Source Apportionment of Wintertime Organic Pollutants in a Canadian Megacity: Insights from Particle and Gas Phase Measurements

Spiro Jorga, LAURA-HELENA RIVELLINI, Yutong Wang, Jonathan Abbatt, University of Toronto

     Abstract Number: 61
     Working Group: Source Apportionment

Abstract
Despite extensive studies on air pollution during summertime, limited research has been conducted on wintertime air pollution, where sources may differ, and the lower boundary layer and reduced oxidation levels can lead to unique atmospheric interactions. To address this knowledge gap, we conducted a study during the winter of 2023 in Toronto, a Canadian megacity, to investigate the sources and processes of particle and gaseous pollutants and their connections to each other. The temperature during that period ranged from -20^oC to 15^oC. A high-resolution time-of-flight aerosol mass spectrometer (HR-ToF-AMS) and a Proton Transfer-Reaction Mass Spectrometer (PTR-MS) were deployed, along with measurements of particle size distribution from 14 nm to 10 μm, and black carbon concentration using a PAX. The average PM₁ concentration was found to be 9 μg m^-3 and was dominated by organics, which accounted for 70% of the mass, followed by nitrate (15%), ammonium (7%), sulfate (5%), black carbon (2%), and chloride (1%).

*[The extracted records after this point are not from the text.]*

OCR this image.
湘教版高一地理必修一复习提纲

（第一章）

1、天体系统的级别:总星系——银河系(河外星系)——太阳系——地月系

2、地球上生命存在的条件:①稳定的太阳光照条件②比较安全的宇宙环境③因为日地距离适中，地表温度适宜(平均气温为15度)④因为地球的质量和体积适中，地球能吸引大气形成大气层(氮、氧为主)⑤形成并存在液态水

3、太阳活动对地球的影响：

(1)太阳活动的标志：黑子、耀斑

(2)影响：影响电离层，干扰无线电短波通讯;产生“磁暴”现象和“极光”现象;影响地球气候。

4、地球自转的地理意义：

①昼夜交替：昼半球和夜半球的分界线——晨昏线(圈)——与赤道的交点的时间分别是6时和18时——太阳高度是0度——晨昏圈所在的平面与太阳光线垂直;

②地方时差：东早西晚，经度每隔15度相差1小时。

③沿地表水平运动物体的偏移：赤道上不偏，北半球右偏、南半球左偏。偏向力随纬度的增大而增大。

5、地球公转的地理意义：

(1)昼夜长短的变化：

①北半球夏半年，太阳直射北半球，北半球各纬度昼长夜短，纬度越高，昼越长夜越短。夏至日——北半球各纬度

Positive Matrix Factorization (PMF) of the AMS and PTR-MS measurements revealed the main sources of particulate and volatile organic pollutants. We observed identifiable signals and similar time trends from mobile, cooking, and oxidation within both the gas and particles factors. The oxygenated organic aerosol (OOA) was identified as the dominant source of organic matter, accounting for 56% of the total organic aerosol, followed by cooking OA (COA) at 20%, traffic hydrocarbon-like OA (HOA) at 13%, and a combustion-like OA (combOA) at 11%. Based on correlations with particle and other gas phase measurements, the identified PMF factors from the PTR-MS measurements were: organic background (48%), mobile sources factor (20%), cooking factor (18%), a factor related to diesel vehicles (8%), and one human-connected factor (7%).